Before, the nation needed things. Now, it needs a need for things. Step by step, the economy has become a factory of need; and ordinary Americans have become workers in this new factory, as "consumers."
This became a priority of state after World War II. The government spent billions on a highway program and on subsidized mortgages for suburban homes. It kept oil dirt cheap and did a slew of other things to ramp up the consumption curve. Industry embraced an ethos of shoddy products called "planned obsolescence," which kept people returning to the auto showrooms and appliance stores.
Meanwhile, the nation's mental environment was turning into an amphitheater of commercial importuning. Ads crept into just about every inch of waking space, even into schools. The media began to refer to Americans as "consumers," a term that never would have crossed Jefferson's or Lincoln's mind. It was a radical alteration of life and consciousness. But it was so gradual and pervasive that it went pretty much unnoticed. It was the new normal, the way things were.
People began to suffer illnesses from their new occupation - obesity, stress, nagging children, and the rest. But still the drone continued. These occasioned yet more consumption, in the form of medications and child psychologists. So the experts declared them good.

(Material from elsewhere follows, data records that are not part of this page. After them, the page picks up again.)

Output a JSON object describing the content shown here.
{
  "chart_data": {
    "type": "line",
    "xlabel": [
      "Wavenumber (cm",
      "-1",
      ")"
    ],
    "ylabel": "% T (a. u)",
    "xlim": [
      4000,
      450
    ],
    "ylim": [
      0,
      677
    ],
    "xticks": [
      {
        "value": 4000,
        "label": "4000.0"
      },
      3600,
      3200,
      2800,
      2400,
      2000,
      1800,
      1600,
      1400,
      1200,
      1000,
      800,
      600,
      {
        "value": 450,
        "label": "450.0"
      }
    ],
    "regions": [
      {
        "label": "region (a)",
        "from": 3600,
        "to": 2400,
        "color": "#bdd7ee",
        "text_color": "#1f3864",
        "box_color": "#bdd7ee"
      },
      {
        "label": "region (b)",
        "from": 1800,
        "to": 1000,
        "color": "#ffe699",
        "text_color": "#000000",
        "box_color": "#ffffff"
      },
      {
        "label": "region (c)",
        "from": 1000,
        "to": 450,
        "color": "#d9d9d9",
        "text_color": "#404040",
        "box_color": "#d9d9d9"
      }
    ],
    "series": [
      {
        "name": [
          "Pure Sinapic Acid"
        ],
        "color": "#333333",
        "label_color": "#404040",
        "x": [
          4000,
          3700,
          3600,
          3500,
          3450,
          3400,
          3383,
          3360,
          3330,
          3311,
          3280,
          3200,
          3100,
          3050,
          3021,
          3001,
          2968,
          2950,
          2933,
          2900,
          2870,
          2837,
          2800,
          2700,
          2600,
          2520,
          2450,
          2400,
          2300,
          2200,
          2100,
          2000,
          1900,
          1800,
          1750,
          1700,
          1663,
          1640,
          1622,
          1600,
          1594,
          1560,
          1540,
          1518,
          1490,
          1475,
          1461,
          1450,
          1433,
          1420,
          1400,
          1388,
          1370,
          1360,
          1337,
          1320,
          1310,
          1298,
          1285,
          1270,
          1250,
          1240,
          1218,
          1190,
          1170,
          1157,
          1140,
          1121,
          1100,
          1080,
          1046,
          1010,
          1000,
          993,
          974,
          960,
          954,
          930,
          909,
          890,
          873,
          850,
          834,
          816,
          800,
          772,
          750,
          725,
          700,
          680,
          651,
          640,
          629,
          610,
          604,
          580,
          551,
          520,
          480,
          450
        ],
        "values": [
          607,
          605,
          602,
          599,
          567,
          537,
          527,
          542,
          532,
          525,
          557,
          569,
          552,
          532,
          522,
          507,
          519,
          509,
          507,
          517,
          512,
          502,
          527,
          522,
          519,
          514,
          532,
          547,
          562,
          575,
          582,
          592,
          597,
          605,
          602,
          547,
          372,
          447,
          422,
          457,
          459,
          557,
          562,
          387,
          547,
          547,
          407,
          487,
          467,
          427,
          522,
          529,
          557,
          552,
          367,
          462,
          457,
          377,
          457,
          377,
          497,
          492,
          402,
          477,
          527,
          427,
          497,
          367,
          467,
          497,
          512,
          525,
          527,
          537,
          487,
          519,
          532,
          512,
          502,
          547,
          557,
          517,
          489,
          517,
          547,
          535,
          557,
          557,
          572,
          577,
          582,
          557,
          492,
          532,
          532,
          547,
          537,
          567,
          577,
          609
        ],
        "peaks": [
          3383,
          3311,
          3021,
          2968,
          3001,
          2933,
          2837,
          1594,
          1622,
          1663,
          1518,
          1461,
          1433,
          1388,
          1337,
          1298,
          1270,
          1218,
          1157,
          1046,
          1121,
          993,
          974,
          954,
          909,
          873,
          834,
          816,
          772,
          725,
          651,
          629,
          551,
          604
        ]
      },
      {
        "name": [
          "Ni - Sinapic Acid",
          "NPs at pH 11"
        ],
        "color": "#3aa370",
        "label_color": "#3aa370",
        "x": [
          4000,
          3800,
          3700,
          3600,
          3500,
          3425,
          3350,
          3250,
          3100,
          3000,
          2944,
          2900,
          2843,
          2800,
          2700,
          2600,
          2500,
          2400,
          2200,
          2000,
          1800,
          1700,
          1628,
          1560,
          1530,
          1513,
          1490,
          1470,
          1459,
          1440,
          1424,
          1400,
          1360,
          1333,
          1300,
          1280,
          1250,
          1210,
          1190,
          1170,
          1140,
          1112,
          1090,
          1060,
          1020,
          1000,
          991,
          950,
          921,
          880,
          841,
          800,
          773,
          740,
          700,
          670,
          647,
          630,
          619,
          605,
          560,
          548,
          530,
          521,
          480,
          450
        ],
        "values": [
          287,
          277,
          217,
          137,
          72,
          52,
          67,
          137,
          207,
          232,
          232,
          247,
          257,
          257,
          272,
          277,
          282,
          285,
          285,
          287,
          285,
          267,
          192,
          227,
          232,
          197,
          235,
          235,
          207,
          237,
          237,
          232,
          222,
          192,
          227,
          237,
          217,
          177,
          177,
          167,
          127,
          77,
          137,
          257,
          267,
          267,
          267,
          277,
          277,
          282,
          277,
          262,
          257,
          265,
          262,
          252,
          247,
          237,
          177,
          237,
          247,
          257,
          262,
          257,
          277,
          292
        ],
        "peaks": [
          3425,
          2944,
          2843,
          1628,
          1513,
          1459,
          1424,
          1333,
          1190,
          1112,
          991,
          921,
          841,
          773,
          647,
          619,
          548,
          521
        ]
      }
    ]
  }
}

It takes a jolt to unseat such entrenched beliefs, and the attacks on Sept. 11 provided that. For a few moments at least the spell was broken. We got the rare experience, for example, of television without ads. As the horror unfolded on our screens something else was there as well - a reprieve from the relentless metronome of commercial duty. The lifestyles portrayed in the ads seemed suddenly vacuous; and the efforts of advertisers to cash in on the misfortune - defy Osama bin Laden and buy an SUV - seemed borderline obscene.
In the weeks that followed, there was evidence of a new and chastened attitude. On Wall Street, people asked questions about the meaning and direction of their lives. "It was the biggest wake-up call of my life," said one worker, who decided to go into teaching. There has been a shift in attitudes towards government. Public needs are pressing - defense and homeland security now top the list. Private wants, meanwhile, are so dispensable that people must be cajoled into shopping. Suddenly it does not seem so horrible to meet those public needs.
Yet we are all invested in the old beliefs, dying though they may be. We may deplore the commercial circus that Christmas has become. Still, we depend on the shopping season, one way or another. We don't know how to get off the treadmill, even when we see it heading down.
Economists tell us the medical-care industry is going to help pull the economy out of the recession. That means we "consumers" must be sick so the economy can be well. It's not exactly a cheering thought.
Yet what is the alternative?
No one knows. But we won't find a way off the treadmill until we realize that it is one. We don't find answers until we have a question.
Could it be that the recent horrible attacks, far from scaring or defeating us, have helped us to some questions that we long have needed to ask?
Jonathan Rowe is a fellow at the Tomales Bay Institute, and a former Monitor staff writer.